At yesterday’s study visit to see the work of the ASCO Collective, and with this exercise in mind, I saw this set of portraits and found the position of the horizon really distracting. It variously decapitates the subject or enters one ear and leaves the other. The pictures show the importance of positioning the horizon, even when it is is an incidental feature in the background.

Lesson learned.

Positioning the horizon (1)

Ullswater Tree, November

As usual, here’s another picture that I took on the same walk that wasn’t part of the exercise – an exposure of over three minutes through both a polariser and a 10-stop ND filter.

Exercise – Focal Lengths for cameras with variable focal lengths

And so we’re on to focal lengths. I’ll come back to the Sequence of Composition exercise next weekend.

The purpose of this exercise was to understand the effect of changing a lens from one focal length to another, which on the face of it, may sound pretty straight forward. However, when combined with the next exercise, it shows the difference between changing perspective and angle of view.

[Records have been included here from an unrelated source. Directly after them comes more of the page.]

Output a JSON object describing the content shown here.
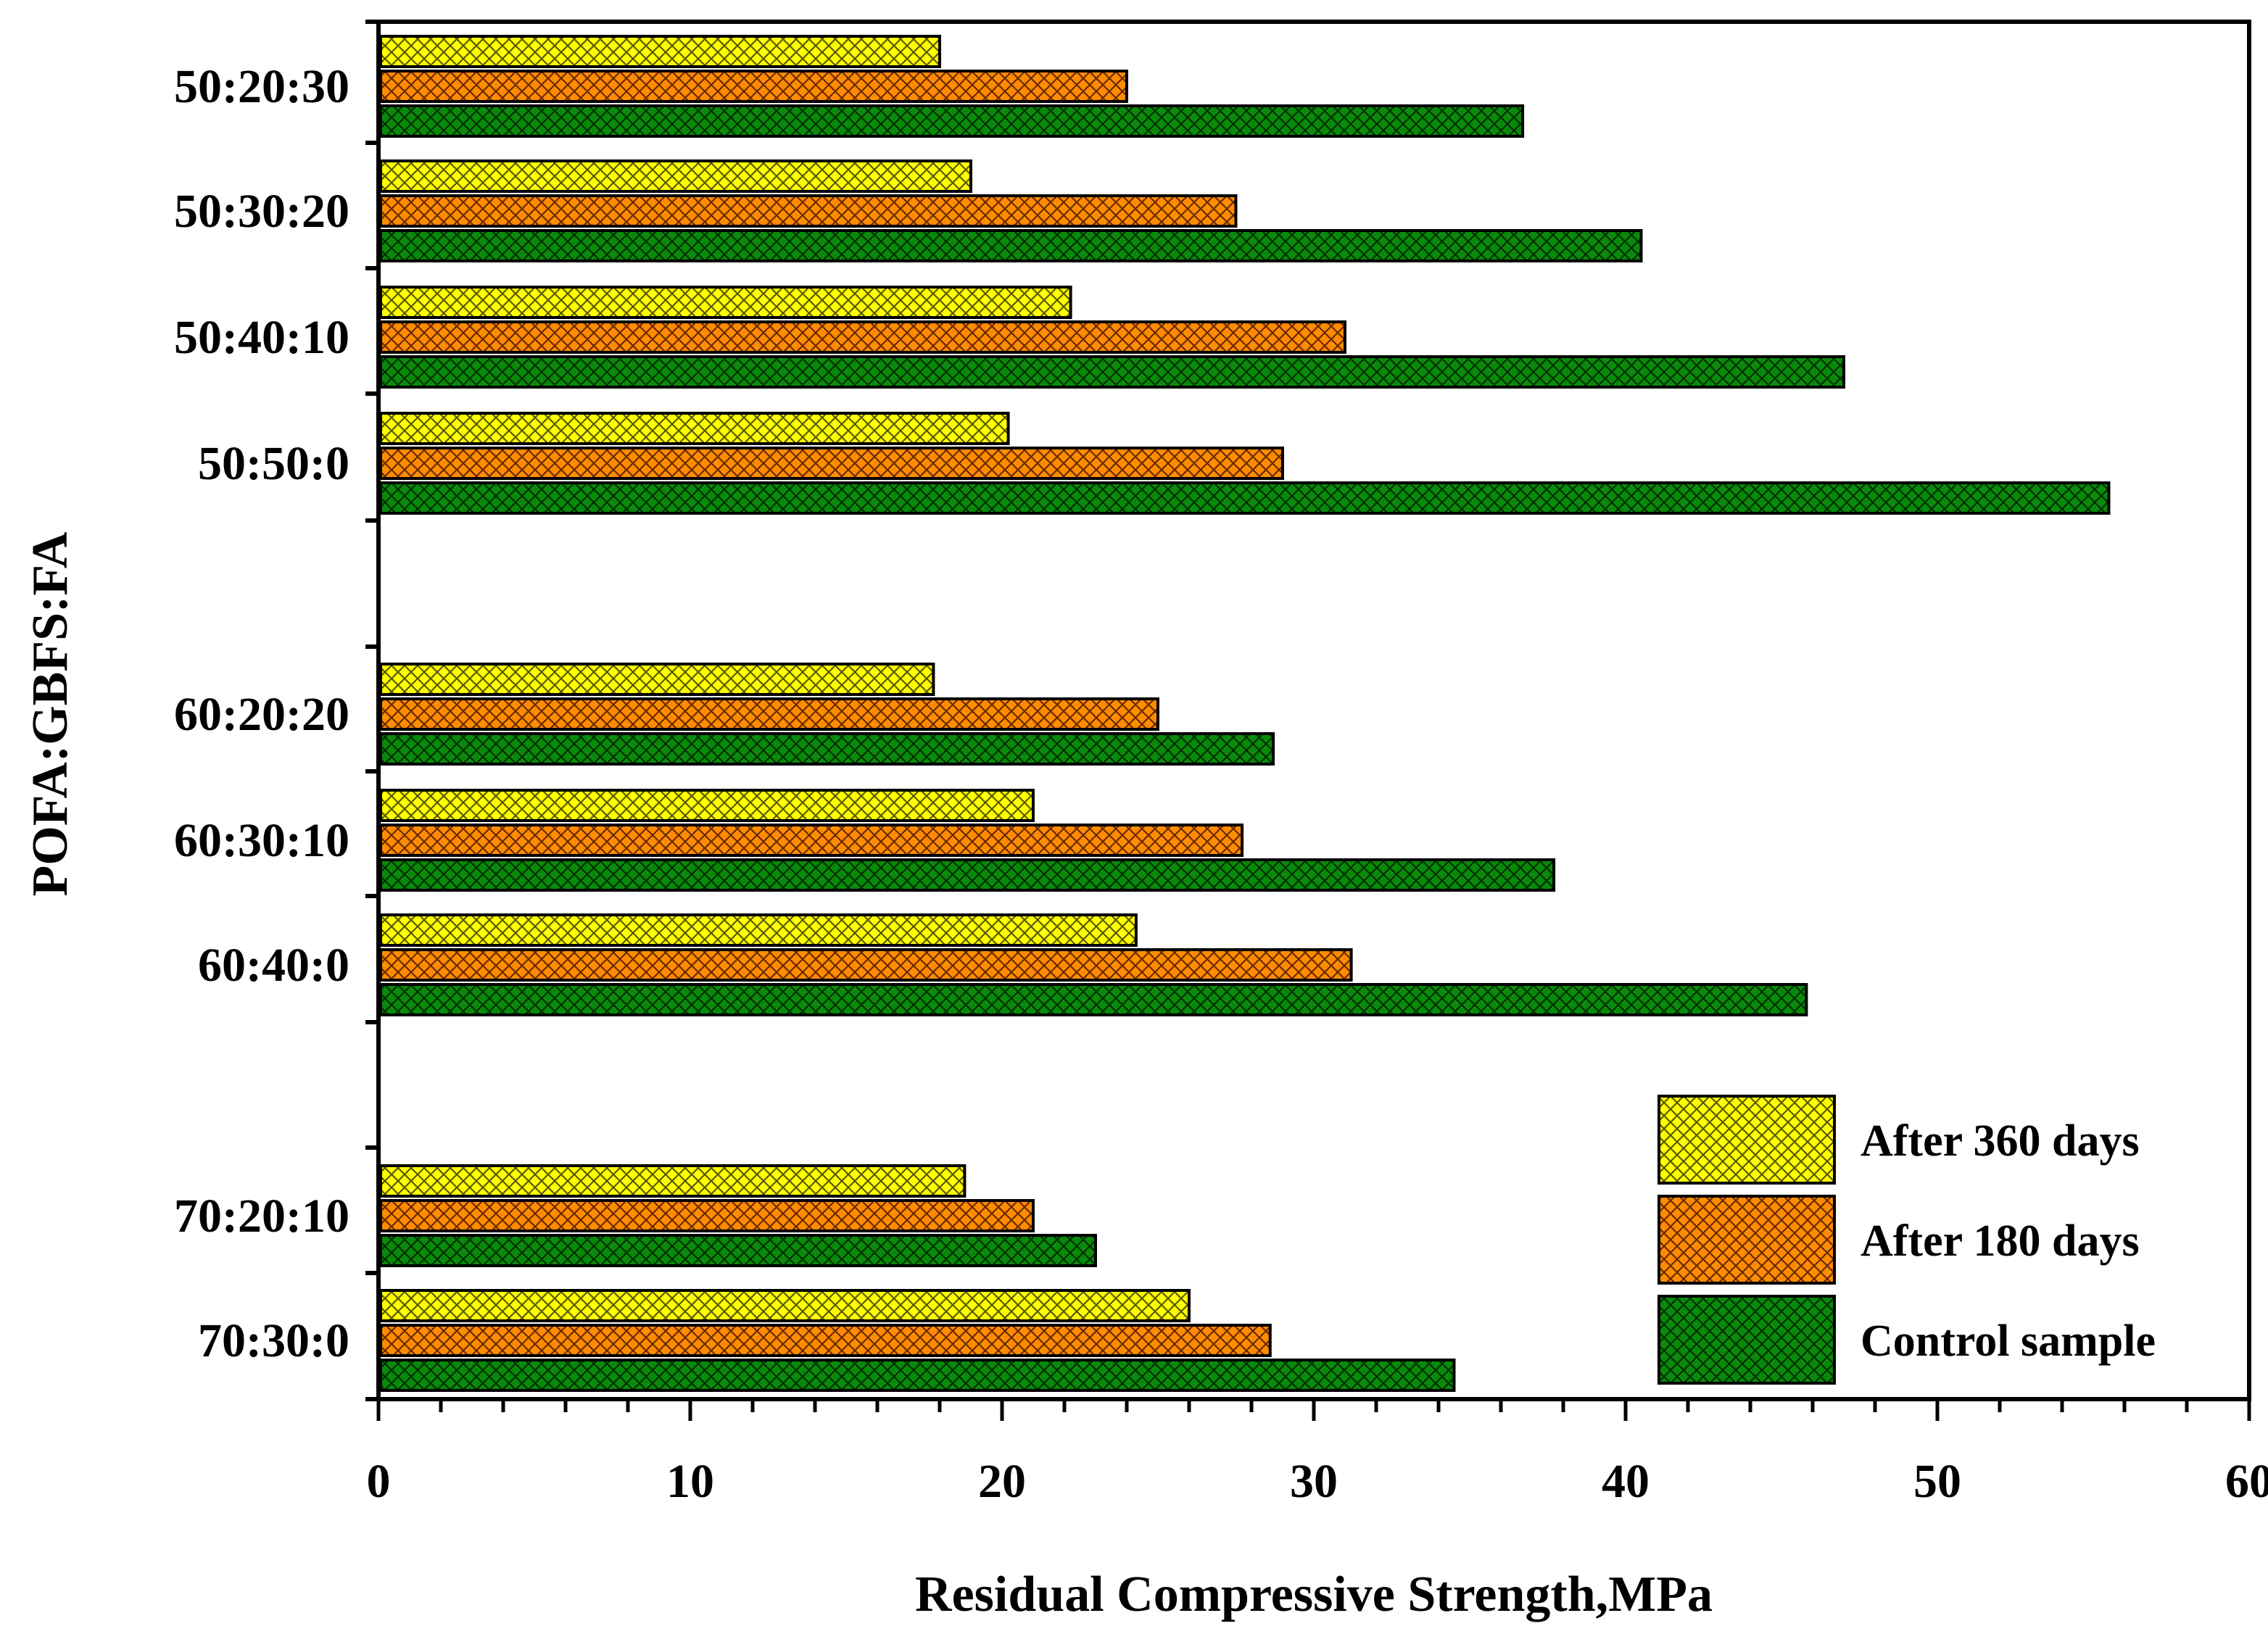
{
  "chart_data": {
    "type": "bar",
    "orientation": "horizontal",
    "title": "",
    "xlabel": "Residual Compressive Strength,MPa",
    "ylabel": "POFA:GBFS:FA",
    "xlim": [
      0,
      60
    ],
    "xticks": [
      "0",
      "10",
      "20",
      "30",
      "40",
      "50",
      "60"
    ],
    "grid": false,
    "legend_position": "bottom-right",
    "categories": [
      "50:20:30",
      "50:30:20",
      "50:40:10",
      "50:50:0",
      "60:20:20",
      "60:30:10",
      "60:40:0",
      "70:20:10",
      "70:30:0"
    ],
    "series": [
      {
        "name": "After 360 days",
        "color": "#ffff00",
        "values": [
          18.0,
          19.0,
          22.2,
          20.2,
          17.8,
          21.0,
          24.3,
          18.8,
          26.0
        ]
      },
      {
        "name": "After 180 days",
        "color": "#ff8c00",
        "values": [
          24.0,
          27.5,
          31.0,
          29.0,
          25.0,
          27.7,
          31.2,
          21.0,
          28.6
        ]
      },
      {
        "name": "Control sample",
        "color": "#0a8a0a",
        "values": [
          36.7,
          40.5,
          47.0,
          55.5,
          28.7,
          37.7,
          45.8,
          23.0,
          34.5
        ]
      }
    ]
  }
}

The four pictures above are of Bradgate Park in Leicestershire from across Cropston Reservoir. The boathouse, which seems pointless apart from the vary rare occasions that the reservoir is full, is in the same position in each frame – I used the same AF focus point to line up the view. The camera was on a tripod and not moved during the exercise. What changes is the focal length. I started with my widest 17mm then zoomed to 40mm, swapped lenses and went from 70 to 200mm. Each view is effectively a crop of the previous. Nothing about the scene changes nor the relationship between the component parts, we just see less of the whole or more detail in selected element.

The lens works very differently to the eye. When we look at a scene without a camera, we have close to 180 degree peripheral vision. Wikipedia says:

The approximate field of view of an individual human eye is 95° away from the nose, 75° downward, 60° toward the nose, and 60° upward, allowing humans to have an almost 180-degree forward-facing horizontal field of view.

We are aware of objects alongside us, particularly if they are moving. But we only clearly see a very small area of the scene in front of us. Our eyes give us a wide view of the scene and we’ll choose what interests us or what we need to look at and pay attention to and we ‘zoom in’.

The 17mm only gives 93 degrees of horizontal view, but captures much my view of the park. The 200mm only shows 10 degrees and effectively captures an area I might be ‘looking at’.

The picture below is another shot at 200mm but cropped in a more interesting way with the War Memorial visible on the hill.

200mm Portait

Two more snaps taken a little later in the day as the sun began to set, show the effect again, this time using a 40mm and then 200mm lens.